Credit Risk Management of IFIC Bank: A Case Study on Naya Paltan Branch
Abstract
At the initial stage, the contribution of financial development is at the highest point of the country and day by day it is increasing into all other banks’ financial section. In June 24, 1983 IFIC bank limited has been entered into their banking operations. Earlier in 1976 it made a joint venture finance company with the Government of the People’s Republic of Bangladesh. Credit is not an ending process. Another credit has been automatically made by recovery of one credit. Through this process of returning of capitals, IFIC gets interest as a part of their income. There are many ways that a bank can use their capital.
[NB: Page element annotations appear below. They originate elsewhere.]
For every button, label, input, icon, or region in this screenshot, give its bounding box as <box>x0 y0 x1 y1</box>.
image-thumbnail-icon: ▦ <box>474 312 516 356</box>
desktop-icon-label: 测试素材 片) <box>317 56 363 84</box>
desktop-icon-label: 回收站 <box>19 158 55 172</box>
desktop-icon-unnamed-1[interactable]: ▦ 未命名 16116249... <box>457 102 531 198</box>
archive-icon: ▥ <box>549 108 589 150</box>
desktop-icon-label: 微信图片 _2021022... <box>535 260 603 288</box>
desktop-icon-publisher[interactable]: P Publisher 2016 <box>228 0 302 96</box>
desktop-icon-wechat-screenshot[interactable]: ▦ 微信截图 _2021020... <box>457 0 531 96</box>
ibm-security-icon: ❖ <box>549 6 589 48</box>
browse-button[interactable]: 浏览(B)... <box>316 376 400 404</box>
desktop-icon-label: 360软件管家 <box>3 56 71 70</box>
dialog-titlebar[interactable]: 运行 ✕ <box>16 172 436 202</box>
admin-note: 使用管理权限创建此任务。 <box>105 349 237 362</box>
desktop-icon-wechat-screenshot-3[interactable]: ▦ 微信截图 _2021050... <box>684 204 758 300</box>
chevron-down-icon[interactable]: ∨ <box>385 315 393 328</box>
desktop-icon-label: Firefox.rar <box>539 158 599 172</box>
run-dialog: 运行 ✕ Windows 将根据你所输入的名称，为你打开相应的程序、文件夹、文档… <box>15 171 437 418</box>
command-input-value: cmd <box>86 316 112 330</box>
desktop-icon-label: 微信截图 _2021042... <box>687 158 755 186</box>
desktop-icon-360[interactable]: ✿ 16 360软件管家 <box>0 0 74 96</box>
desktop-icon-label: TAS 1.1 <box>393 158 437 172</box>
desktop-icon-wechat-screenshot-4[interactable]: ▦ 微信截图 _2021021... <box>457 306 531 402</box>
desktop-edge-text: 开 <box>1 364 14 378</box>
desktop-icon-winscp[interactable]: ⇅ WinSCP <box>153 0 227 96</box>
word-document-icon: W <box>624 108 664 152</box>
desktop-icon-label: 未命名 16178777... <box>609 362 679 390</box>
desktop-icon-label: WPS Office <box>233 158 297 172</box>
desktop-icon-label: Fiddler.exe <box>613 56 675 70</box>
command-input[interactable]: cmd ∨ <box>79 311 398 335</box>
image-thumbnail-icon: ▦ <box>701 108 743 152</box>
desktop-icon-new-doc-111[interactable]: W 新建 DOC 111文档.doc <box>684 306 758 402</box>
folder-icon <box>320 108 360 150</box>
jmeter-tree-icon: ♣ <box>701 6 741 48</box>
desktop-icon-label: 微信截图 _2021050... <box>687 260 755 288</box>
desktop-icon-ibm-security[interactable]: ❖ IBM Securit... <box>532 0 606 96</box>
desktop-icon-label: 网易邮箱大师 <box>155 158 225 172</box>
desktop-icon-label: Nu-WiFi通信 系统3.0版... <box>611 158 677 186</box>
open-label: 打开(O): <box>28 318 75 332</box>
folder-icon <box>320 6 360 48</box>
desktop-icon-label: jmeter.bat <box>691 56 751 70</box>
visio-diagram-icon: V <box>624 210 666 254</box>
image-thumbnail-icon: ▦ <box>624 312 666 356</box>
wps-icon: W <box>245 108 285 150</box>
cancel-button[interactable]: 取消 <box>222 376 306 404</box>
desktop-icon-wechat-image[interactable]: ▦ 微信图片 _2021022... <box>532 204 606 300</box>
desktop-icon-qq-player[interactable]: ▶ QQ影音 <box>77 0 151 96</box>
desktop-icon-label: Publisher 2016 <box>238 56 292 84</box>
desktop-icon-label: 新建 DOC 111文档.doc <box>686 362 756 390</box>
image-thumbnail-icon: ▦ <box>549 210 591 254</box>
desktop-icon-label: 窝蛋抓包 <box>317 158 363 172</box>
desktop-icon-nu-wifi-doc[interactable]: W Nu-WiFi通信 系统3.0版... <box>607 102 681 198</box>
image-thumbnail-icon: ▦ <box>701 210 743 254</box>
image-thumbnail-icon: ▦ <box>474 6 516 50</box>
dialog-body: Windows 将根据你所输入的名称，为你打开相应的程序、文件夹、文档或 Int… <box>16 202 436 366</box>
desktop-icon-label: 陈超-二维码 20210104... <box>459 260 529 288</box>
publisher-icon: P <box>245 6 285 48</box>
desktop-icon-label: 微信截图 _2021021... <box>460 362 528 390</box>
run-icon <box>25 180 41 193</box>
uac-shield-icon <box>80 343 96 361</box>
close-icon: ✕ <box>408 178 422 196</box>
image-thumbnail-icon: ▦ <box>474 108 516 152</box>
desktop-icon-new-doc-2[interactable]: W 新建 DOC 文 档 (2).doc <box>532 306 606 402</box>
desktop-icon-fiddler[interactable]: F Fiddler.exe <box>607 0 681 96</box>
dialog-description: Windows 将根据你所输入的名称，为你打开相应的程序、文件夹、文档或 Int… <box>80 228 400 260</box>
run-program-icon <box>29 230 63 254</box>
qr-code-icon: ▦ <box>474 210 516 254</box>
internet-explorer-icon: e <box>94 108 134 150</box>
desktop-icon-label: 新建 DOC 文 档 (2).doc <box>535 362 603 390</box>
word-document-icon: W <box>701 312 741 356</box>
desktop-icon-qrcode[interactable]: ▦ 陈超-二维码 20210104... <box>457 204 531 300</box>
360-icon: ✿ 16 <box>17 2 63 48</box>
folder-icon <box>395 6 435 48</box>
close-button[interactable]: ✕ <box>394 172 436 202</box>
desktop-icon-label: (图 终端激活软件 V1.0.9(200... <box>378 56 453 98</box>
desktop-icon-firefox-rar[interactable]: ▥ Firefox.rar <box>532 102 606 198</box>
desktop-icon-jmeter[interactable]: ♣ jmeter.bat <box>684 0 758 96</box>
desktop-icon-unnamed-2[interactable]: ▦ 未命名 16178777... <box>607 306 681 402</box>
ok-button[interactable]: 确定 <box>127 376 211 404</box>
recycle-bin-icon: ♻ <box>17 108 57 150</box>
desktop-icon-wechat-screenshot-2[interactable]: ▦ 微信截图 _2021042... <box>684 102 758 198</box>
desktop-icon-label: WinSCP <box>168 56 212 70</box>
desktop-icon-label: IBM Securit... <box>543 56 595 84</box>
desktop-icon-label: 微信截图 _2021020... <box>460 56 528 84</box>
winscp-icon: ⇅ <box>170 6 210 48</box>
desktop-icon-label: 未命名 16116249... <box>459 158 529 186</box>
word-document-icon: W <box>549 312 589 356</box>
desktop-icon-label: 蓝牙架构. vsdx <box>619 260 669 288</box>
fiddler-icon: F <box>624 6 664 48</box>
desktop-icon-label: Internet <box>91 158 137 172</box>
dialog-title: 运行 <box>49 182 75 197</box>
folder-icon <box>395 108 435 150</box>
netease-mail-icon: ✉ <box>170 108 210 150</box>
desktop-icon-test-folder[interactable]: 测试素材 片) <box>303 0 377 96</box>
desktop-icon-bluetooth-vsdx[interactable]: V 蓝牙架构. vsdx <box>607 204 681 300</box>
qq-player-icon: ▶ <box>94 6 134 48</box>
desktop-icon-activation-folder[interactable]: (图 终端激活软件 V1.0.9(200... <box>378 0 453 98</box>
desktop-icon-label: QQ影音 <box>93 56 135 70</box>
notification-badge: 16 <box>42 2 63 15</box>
It makes different variations of loans, debts or advances for their different users. The debtor needs different kinds of debts which are provided by a bank. The bank provides two types of total loans – customer finance & different organization finance. The sections of credit are the more dangerous part for any kinds of bank mainly the commercial bank. Both parties should provide assurance such as to recover the loan that the bank critically examines and loan borrower receives loan based on the information. There are some steps in case of loan appraisal such as application collection, procedure of approval, administration of credit, types of securities, documentation of credit, requirement of compliance, measurement of risk, duties of custodial etc. It must have some legal process to find out potential credit damages in order to make solutions to minimize its damages. On the other hand the process should be take place with exceptions that are relevant in credit. Moreover, the bank should make regular contact with customers so that it helps to develop strategies that are mutually acceptable by both parties. IFIC bank Ltd., Naya paltan Branch used to provide three types of loan such as fixed loan, regular basis of loan, micro credit.